A second virus surge in winter

Submitted by martin on 22 July, 2020 - 8:14 Author: Martin Thomas
Intermission

Photo by Nick Bolton on Unsplash


The government seems not to have read the report on pandemic prospects for winter 2020-1 published on 14 July, and commissioned by the government's Chief Scientific Officer.

The report points to several social measures which Solidarity has been campaigning for. It says: "July and August must be a period of intense preparation for… a resurgence of Covid-19" likely in the winter. Otherwise the toll could be twice as heavy between September 2020 and June 2021 as it was in the first wave earlier this year.

Instead of preparing for a winter resurgence, Boris Johnson has advocated that firms recall people working from home... in order to get more traffic for city-centre cafés and pubs.

Working-from-home has many downsides longer-term, but for now this report lists it as the first of the "active containment measures… vital… as we approach winter".

Even the BBC website has flagged up workers' right to refuse workspaces with "serious and imminent danger".

The report argues:

• Testing, tracing, and isolation must be stepped up, with legally-enforceable "pay for those required to quarantine", and "alternative accommodation" for those needing to self-isolate but in crowded housing. Test results must be communicated in "near real time", not with delay. That points to a public-health test-trace operation in place of the current mess of subcontractors.

• For high outbreak risks, it identifies hospitals and care homes, and also homeless hostels; asylum-seeker detention centres; prisons; overcrowded accommodation; workplaces such as food manufacturing; religious gatherings; big social events; Roma, Gypsy, and Traveller encampments. So: workers' control; release people from detention centres and most from prisons; provide alternative accommodation.

• It says "many care homes are privately owned, and therefore oversight is challenging", and points to "issues of funding, wages, and stability of the care sector". So: demand care homes be taken over by the public sector and staffed on secure public-sector pay and conditions.

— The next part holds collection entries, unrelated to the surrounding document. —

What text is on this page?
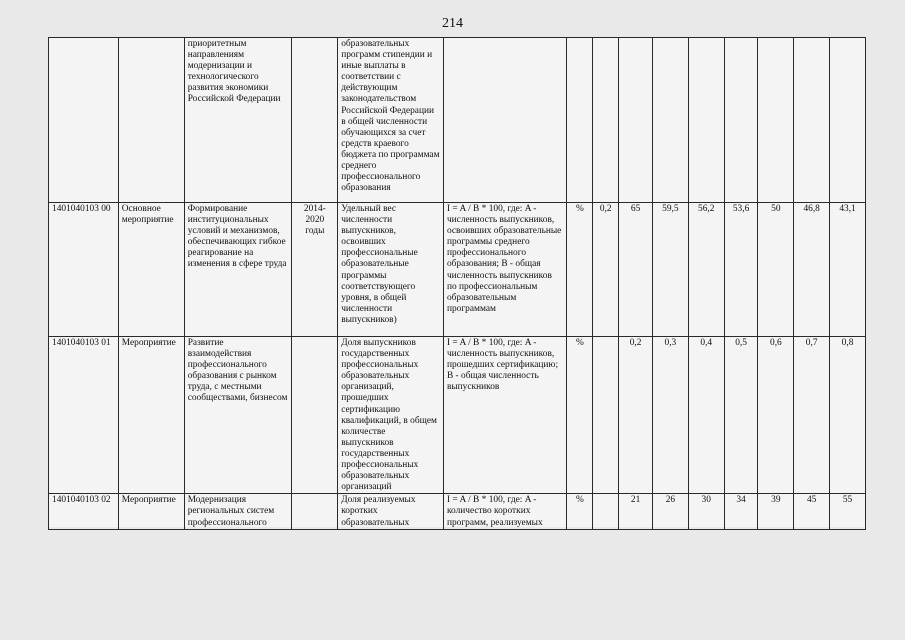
214
		приоритетным направлениям модернизации и технологического развития экономики Российской Федерации		образовательных программ стипендии и иные выплаты в соответствии с действующим законодательством Российской Федерации в общей численности обучающихся за счет средств краевого бюджета по программам среднего профессионального образования										
1401040103 00	Основное мероприятие	Формирование институциональных условий и механизмов, обеспечивающих гибкое реагирование на изменения в сфере труда	2014-2020 годы	Удельный вес численности выпускников, освоивших профессиональные образовательные программы соответствующего уровня, в общей численности выпускников)	I = A / B * 100, где: A - численность выпускников, освоивших образовательные программы среднего профессионального образования; B - общая численность выпускников по профессиональным образовательным программам	%	0,2	65	59,5	56,2	53,6	50	46,8	43,1
1401040103 01	Мероприятие	Развитие взаимодействия профессионального образования с рынком труда, с местными сообществами, бизнесом		Доля выпускников государственных профессиональных образовательных организаций, прошедших сертификацию квалификаций, в общем количестве выпускников государственных профессиональных образовательных организаций	I = A / B * 100, где: A - численность выпускников, прошедших сертификацию; B - общая численность выпускников	%		0,2	0,3	0,4	0,5	0,6	0,7	0,8
1401040103 02	Мероприятие	Модернизация региональных систем профессионального		Доля реализуемых коротких образовательных	I = A / B * 100, где: A - количество коротких программ, реализуемых	%		21	26	30	34	39	45	55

• It warns that the PPE supply chain is still not ready for new surges. So: emergency public ownership of NHS supply and logistics (at present a web of private subcontractors), with workers' control.

• NHS capacity must be increased in advance. So: private hospitals should be nationalised and brought into the NHS, and NHS pay and funding increased.

• NHS staff vacancies, 100,000 of them, must be filled, and Brexit will "pose additional challenges". So: fight for freedom of movement.

The report also discusses measures to reduce infection within hospitals, especially between staff, saying that China seems to have managed that.

It advocates stepped-up flu vaccination this winter, especially of care-home workers, of whom currently only about 30% get the jab.

Although it considers the evidence on efficacy of masks foggy, it indicates that making covid-distancing rules clear, well-understood, and well-followed can be more important than the fine detail of the rules. It emphasises that rules must be formulated and communicated in discussion with those most at risk, not just thrown out from above.

It proposes simultaneous testing in winter for flu as well as SARS-Cov-2. Otherwise, it says, the testing operation will be swamped. While now about one in ten of those with Covid-like symptoms has that virus rather than another, in winter it will be one in 30 or 40.

There is "high uncertainty" about the coming months. But most viruses are seasonal (no-one really knows why), so this one probably will be. In any case, in winter people are indoors more, with less ventilation, and that increases infection. The NHS has been pushing 95% of capacity in ordinary, non-epidemic winters. Flu could be more severe this winter. As recently as 2017-8, we had some 56,000 excess winter deaths, a number comparable to the Covid-19 toll so far, and worse among the non-elderly.

The report points to Chile as a southern-hemisphere comparison. Infections went up sharply there in June (winter).

It could also have pointed to Australia. The state of Victoria locked down earlier and for longer than other states, has done more testing, and until recently had done better than NSW and Tasmania. It had fewer than ten new cases per day, sometimes none, between mid-April and mid-June. Now, in its winter, it has a surge bigger than its first one. The other states are still ok.

Neil Ferguson, the scientist whose calculations pushed the UK to lockdown in March, did the calculations for this report too; but the report considers a new blanket lockdown an undesirable desperate expedient. Back in March, the government had lost track (official new infections for 12 March: 117. Ferguson’s retrospective estimate: about 30,000). Ferguson argued that there was nothing for it but a blanket lockdown, even though many of the measures included might be ineffective, it couldn’t be sustained long, and it was a delaying tactic rather than an “answer”. With more testing, knowledge, and preparation, more precise measures could work. In particular, the report argues that new school closures should be avoided unless as a “last resort”.